Valiño's pretty good really. Its set menu is big, really big. There might be football scarves all over the place, but it's not operating a 3:3:4 formation on the blackboard outside. There's two full teams of starters and main courses, and a five-a-side of desserts to hear being rattled off on the teamsheet.

So, four dishes out of about twenty-five to tell you about. Ready? Ref, blow that whistle!

Let's kick off with starters. There's loads of them. Bean stew. Salads. A boiled vegetable thing that I'm not sure I'd recommend the v-minded as I'm not sure about any stock used to cook it.

I went for paella. Piyella? Pa-eya? We've been here before. Now, if we're going to be precise about things, it's neither. Or neither. Not either, or, come to think of it, either. We're not in Valencia anymore, Toto, so it's rice. Just rice. Rice. Baby.

Casa Valiño


So, you see, almost enough there for a a main course. It's a decent mixed one, with some very chopped chicken, a fair wodge of seafood and one little crab per customer, acting as ref and keeping a visually challenged eyestalk or two on things from the corner of the plate. Pretty good for, in effect, about €2.

Half my coke - oddly with no ice - gone, it's half time.
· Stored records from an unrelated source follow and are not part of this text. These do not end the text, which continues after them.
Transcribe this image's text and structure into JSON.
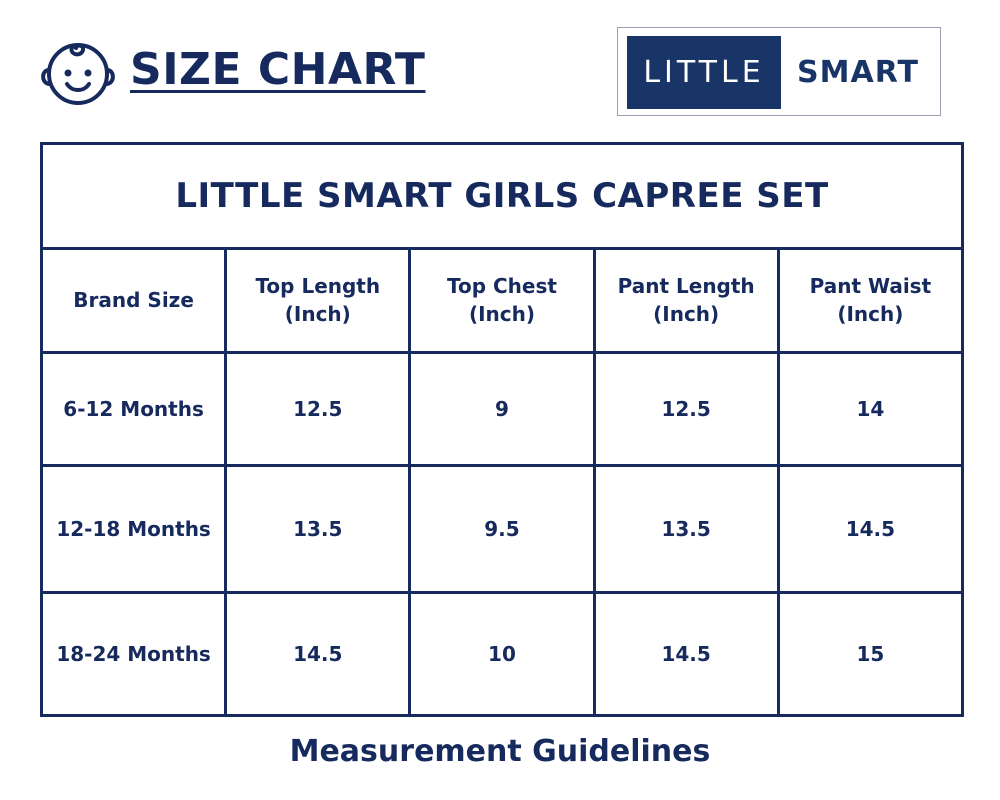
{
  "header": {
    "logo_icon": "baby-face-icon",
    "title": "SIZE CHART"
  },
  "brand": {
    "word_1": "LITTLE",
    "word_2": "SMART",
    "colors": {
      "primary": "#193466",
      "text": "#172a5e",
      "background": "#ffffff"
    }
  },
  "table": {
    "title": "LITTLE SMART GIRLS CAPREE SET",
    "headers": [
      {
        "line1": "Brand Size",
        "line2": ""
      },
      {
        "line1": "Top Length",
        "line2": "(Inch)"
      },
      {
        "line1": "Top Chest",
        "line2": "(Inch)"
      },
      {
        "line1": "Pant Length",
        "line2": "(Inch)"
      },
      {
        "line1": "Pant Waist",
        "line2": "(Inch)"
      }
    ],
    "rows": [
      [
        "6-12 Months",
        "12.5",
        "9",
        "12.5",
        "14"
      ],
      [
        "12-18 Months",
        "13.5",
        "9.5",
        "13.5",
        "14.5"
      ],
      [
        "18-24 Months",
        "14.5",
        "10",
        "14.5",
        "15"
      ]
    ]
  },
  "footer": {
    "heading": "Measurement Guidelines"
  }
}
The second half kicks off with the main courses coming on to the field of play. There was a load of familiar names to choose from. In between the entrecotes upfront and the sardines down the list, in the midfield they'd placed a grilled lubina/sea bass. It's a small, compact one, typical midfielder really, although as it's been butterflied and grilled with its backbone ready to be removed it's not likely to be offering too many assists today, left as spineless as a football ethics committee. It comes with a smidge of lettuce and a slice of tomato. A lemon wedge is on the touchline, preventing any salad leaves ending up offside.

Around the table, a small - but authentically menu del dia sized - entrecot appeared, cooked to order with the offer "to give it a bit more if needs be, gorgeous." Some sardines, not for the faint-hearted as they'd been deep-fried with the heads on, turned up inevitably curled up.

The sea bass was fresh. It was grilled. It wasn't going to be so heavy that an afternoon pushing back the frontiers of knowledge would see me be the one nodding off rather than the eager learners in front of me. Successful then.

Extra time arrives, and the desserts are warmed up like a bench full of substitutes. Except, they're chilled, of course. Proving some analagies can't be stretched further than an overworked achilles tendon. A white cheesecake comes into view across the table, the ever-obliging waiter, offering an enthusiastic "for you!" in English as he manages to rustle up an orange to order from the fruitbox behind the bar. For me it's pudding! for pudding. That cheesecake comes with a bizarre white chocolate topping and feels like it was knocked up a month ago in an industrial unit in Arganda. At least the pudding! probably came from the kitchen and is hard to find anything wrong with.

So, post-match analysis? Good upfront, solid main course in midfield. Desserts you're never going to write home about.

Two goals well taken, one entirely predictable miss. Good enough to give the team another try? Yeah, probably, now I know the score.